PROJEKTING THE_FUTURE
_Cyberpunk 2077’s art team talk to Oscar Taylor-Kent about creating the hot looks, fast rides, big guns, and slick cyberware that defines Night City
Every city has its soul: Liverpool’s cheek, London’s edginess, Madrid’s non-stop sociability, New York’s drive. Building an RPG world as vibrant and dense as Cyberpunk 2077’s is some undertaking, especially if you want it to feel like a living, believable space that’s faithful to the ’80s techno-futuristic style of the tabletop RPG it’s based on, Cyberpunk 2020. How do you give a virtual city a real soul – put the ghost in the machine?

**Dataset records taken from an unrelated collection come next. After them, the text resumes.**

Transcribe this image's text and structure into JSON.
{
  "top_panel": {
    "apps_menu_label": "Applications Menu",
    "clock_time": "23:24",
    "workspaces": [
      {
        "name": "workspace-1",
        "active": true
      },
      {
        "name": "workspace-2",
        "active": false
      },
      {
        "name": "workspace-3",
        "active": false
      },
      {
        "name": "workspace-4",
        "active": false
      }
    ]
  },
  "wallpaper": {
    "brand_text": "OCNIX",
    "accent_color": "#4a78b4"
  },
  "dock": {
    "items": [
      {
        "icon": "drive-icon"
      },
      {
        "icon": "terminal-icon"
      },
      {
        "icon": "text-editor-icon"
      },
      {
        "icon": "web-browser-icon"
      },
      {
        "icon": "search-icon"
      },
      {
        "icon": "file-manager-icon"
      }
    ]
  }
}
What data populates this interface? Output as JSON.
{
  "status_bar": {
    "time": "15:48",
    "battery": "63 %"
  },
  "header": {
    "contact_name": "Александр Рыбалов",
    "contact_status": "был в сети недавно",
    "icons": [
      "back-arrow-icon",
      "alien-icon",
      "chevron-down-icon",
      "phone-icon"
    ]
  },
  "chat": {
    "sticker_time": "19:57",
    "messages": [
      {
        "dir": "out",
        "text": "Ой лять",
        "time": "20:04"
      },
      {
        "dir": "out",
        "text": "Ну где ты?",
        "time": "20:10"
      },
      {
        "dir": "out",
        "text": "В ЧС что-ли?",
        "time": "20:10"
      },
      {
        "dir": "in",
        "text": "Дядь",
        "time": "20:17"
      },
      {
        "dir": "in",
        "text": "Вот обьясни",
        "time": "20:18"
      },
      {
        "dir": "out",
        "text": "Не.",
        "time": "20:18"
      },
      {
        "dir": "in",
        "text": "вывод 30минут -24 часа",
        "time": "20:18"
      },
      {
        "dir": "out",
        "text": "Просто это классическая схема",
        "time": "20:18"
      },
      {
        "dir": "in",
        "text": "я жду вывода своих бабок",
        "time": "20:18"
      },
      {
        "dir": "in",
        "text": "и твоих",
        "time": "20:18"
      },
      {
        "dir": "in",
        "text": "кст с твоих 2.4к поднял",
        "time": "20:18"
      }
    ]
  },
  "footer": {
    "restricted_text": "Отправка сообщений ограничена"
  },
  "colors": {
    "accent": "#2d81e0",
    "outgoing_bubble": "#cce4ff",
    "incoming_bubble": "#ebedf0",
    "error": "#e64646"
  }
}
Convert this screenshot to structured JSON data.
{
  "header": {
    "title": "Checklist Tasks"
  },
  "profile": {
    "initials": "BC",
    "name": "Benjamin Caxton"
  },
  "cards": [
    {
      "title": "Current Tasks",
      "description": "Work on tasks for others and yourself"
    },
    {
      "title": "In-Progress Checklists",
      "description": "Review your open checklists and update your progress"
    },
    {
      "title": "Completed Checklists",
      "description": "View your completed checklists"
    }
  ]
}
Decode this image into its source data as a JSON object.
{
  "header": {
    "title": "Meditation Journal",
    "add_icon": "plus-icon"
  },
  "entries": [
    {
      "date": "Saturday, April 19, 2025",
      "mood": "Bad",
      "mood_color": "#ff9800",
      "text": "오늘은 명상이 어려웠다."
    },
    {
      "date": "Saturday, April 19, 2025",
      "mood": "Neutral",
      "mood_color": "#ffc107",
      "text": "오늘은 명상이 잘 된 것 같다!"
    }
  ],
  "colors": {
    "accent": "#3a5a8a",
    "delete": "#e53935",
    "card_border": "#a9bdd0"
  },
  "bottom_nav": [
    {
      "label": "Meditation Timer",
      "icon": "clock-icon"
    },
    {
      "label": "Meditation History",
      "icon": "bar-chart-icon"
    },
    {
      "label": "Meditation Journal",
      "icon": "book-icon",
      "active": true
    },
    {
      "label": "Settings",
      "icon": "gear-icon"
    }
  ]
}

“The first stage was just looking for the actual art style, and it was this kind of problematic question – are we making a futuristic game, or making some kind of retro-futuristic game, or are we completely leaving the game in the ’80s?” explains Pawel‚ Mielniczuk, the game’s art director, responsible for characters, vehicles, and weapons. He explains that part of the pre-production process was creating hundreds of pieces of concept art looking for the perfect style. “We ended up with some kind of a blend. We definitely decided that we don’t want to make a futuristic game that is an expansion of our reality. [It’s] this kind of dystopian future where things went kind of wrong, where humanity never stopped emitting carbon […] and destroying nature – erasing nature – from the face of the planet and just didn’t stop expanding. Which led to the corporate wars and disasters, you know, tossing meteorites at the planet – there’s this kind of story in Cyberpunk in the original rulebook.”